След повел левее места нашей первой встречи с Моргуновым. Там почти к самому ключу подходит длинный и низкий отрог. Медведь что-то искал здесь: заглядывал под каждый выворот, обследовал каждое толстое дерево. Все-таки подыскивает себе зимовье! Нас он еще не учуял. Пригибаю Моргунова к земле и шепчу, чтобы тот во весь дух летел на конец отрога и сел там в засаду. Пальцем черчу на снегу путь и место. Димка кивает головой и скрывается за деревьями. Я послал его опять-таки с надеждой на удачу. Был в моем плане и расчет, но в равной мере принадлежало в нем место и удаче. Немного подождав, тронулся по следу и я, постепенно прибавляя шаг. Впереди едва уловимый треск. Замираю на месте. Медведь?! За паутиной веток двигается бесформенное темное пятно. Здесь неудобное заросшее место. Нужно обойти. Крепко сжимая винтовку, смиряя сердце, огибаю кустарник и выхожу на небольшой бугорок. Чуть справа вижу зверя. Это бурый медведь. Забыв все на свете, вскидываю винтовку и, двигая ствол, ловлю переднюю часть туловища. Нет, рисковать нельзя! Медведя по-прежнему закрывают молодые ильмы, осинки и орешник. Нужно пройти еще следом за зверем, там многолетний стройный лес и можно будет стрелять. Вдруг медведь всколыхнулся и с удивительной легкостью скрылся в небольшом распадке. Неужели учуял? С поднимающейся досадой бегу на след и только поднимаюсь на пригорок, как тишину тайги разрывают выстрелы.

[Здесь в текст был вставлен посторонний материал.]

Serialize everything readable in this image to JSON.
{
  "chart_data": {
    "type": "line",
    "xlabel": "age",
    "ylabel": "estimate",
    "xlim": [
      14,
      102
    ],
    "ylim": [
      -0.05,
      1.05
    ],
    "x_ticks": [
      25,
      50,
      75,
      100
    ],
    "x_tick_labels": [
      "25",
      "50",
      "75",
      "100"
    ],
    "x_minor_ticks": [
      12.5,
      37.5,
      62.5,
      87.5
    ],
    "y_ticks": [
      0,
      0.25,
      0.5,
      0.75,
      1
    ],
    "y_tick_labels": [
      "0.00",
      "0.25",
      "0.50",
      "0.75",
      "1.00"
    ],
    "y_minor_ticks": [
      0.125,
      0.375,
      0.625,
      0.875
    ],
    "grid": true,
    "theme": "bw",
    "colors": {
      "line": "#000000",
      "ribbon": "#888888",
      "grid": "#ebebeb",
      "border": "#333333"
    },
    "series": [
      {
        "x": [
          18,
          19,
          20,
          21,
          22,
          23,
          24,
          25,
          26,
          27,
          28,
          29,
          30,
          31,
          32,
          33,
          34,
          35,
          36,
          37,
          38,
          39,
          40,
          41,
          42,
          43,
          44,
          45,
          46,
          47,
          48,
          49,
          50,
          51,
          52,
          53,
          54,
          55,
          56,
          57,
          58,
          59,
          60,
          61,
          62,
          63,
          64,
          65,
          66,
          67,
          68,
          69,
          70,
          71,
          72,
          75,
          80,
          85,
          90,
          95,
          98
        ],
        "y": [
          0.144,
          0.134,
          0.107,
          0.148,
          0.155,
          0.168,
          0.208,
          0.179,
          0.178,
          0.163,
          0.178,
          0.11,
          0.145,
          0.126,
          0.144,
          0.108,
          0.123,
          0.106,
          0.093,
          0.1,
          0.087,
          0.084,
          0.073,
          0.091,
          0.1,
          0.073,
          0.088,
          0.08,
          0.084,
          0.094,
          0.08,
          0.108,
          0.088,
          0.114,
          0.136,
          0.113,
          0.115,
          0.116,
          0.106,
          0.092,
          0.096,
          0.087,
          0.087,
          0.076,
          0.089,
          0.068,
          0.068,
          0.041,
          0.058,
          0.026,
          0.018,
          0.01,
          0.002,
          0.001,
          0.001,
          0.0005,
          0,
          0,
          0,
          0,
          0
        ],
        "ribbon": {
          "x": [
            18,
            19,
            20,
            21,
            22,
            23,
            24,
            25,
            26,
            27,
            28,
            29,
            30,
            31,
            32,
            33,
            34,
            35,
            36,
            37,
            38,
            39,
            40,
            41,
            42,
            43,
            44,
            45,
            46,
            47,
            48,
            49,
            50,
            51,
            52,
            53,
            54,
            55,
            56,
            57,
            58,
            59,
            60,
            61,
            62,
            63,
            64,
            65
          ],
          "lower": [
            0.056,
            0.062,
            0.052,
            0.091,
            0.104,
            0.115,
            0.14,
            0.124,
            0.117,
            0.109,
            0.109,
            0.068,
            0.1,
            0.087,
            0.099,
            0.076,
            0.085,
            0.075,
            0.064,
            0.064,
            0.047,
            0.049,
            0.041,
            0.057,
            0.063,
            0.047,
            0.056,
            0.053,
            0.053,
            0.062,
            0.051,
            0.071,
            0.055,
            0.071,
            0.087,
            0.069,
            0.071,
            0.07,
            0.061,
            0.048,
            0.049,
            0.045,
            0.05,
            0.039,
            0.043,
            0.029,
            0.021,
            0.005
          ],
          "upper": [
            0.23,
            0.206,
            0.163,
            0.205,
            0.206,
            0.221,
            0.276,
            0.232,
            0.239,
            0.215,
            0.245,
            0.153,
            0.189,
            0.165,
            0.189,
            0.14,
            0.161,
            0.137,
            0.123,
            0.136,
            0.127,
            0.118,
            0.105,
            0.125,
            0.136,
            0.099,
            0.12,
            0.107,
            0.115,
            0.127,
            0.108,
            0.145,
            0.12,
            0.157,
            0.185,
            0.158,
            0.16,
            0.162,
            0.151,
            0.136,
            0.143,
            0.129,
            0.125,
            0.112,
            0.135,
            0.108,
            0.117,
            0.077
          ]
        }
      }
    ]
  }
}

«Па-у-у, па-у-у», — несется в морозном воздухе и почти сразу же раздается осатанелый рев зверя. Медведь в восьмидесяти метрах от меня. Он волчком вертится на снегу и вдруг, распрямившись, бурой глыбой летит влево Впереди вижу Димку. Поднявшись из-за обросшего мхом валуна, он через колено переламывает ружье. Лихорадочно ловлю на мушку лопатки зверя и дергаю за спуск. Дергаю, а не нажимаю! Замечаю, как дергается ствол, и всем существом чувствую, что пуля уходит ниже. Медведь от Димки в сорока метрах! Почему он не стреляет?! Почему не стреляет… Последний шанс… Не слышу своего выстрела, но вижу, что попал. Медведь, остановившись, делает оборот вокруг себя, и в тот момент, когда он поворачивается ко мне боком, я делаю третий выстрел. Осев на задние лапы, медведь с ревом пытается ползти, но не может. Это все — у него прострелен позвоночник. Я подвожу мушку под его грудь, но в это время звучит выстрел Димкиного ружья. Как-то медленно и неохотно медведь валится на землю.

У нас так дрожат руки, что мы не можем даже прикурить. Дыхание вырывается со свистом, голоса хриплые, слова отрывистые.

— Патроны… раздуло… — говорит Димка, в изнеможении усаживаясь прямо на снег.

Через два дня, плотно прижав поленом дверь нашего дома, мы пошли к уже дымившейся на морозе реке. На берегу мы оглянулись. Наш дом сиротливо стоял на поляне, пустой и холодный и уже никому не нужный. Он почернел от времени, но был еще крепок. Люди приходили в него, пользовались его теплом и снова уходили, оставляя его в одиночестве. Нам было немного грустно расставаться с домом, с поляной и с теми местами, где мы жили три месяца. Мы дали прощальный салют и прыгнули в лодку. Замелькали мимо заснеженные берега, и по реке покатилась Димкина песня…На реке Перевальной всякое бывает, Когда держишь шест в руке — руки замерзают.

Мы покидали Перевальную. На этот раз навсегда.